Ho, Sept 10, GNA - Mr Stephen Okrah, Budget Officer of the Ho Municipal Assembly, has urged managements of intermediate technology institutes to be guided by market forces in the design and pricing of their products.
This is because their fabricated metal wares such as mills and graters were far more expensive than similar products made by bigger firms.
Mr Okrah was speaking at the graduation of 75 technical trainees under the Ministry of Manpower Development and Employment's, Skills Training and Employment Placement (STEP) at the GRATIS Foundation in Ho. He said the high prices made it difficult for local government agencies, especially district assemblies, to buy products like litter bins, palm fruit digesters, bagging stands and different types of graters from these centres. Mr Okrah said the Ho Municipal Assembly would provide "start-up" support in the form of tools and equipment under soft terms for the trainees.
Mr George Essien Badoe, the Volta Regional Manager of Gratis Foundation, said the one-year training had equipped the trainees with technical and entrepreneurial skills to become self-employed. Equipment manufactured by GRATIS includes machines for grating cassava and for processing oil palm, vegetable oil, fruit juice, maize, tomato, pepper and cereals.
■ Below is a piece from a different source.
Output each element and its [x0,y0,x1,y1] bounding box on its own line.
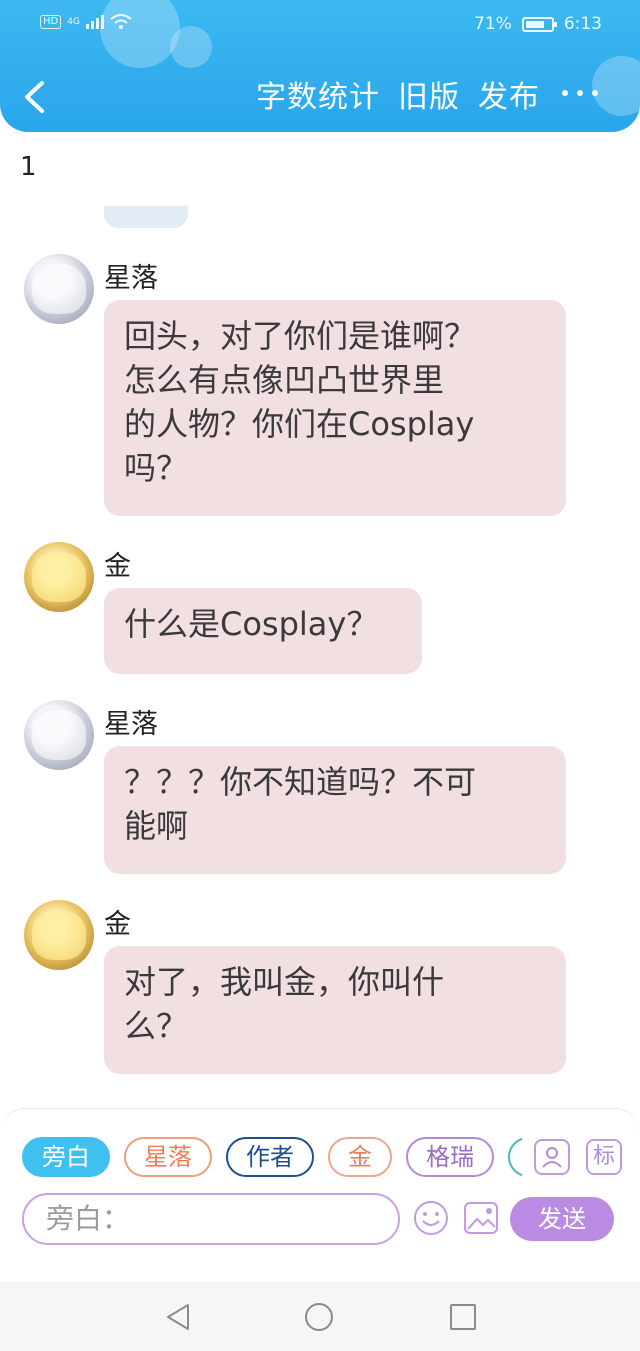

GRATIS also manufactures sanitation equipment such as garbage push trucks and solid waste containers for district assemblies. Mr Badoe said over 500 women in the Volta Region had been equipped with various skills since 2000 under the GRATIS rural enterprise training project.
A hundred other people had also been trained in metal machining, welding, fabrication, foundry work and woodwork since 1995 while 400 other people, 80 per cent of whom were women, went through the Foundation's four-month batik tie& dye training.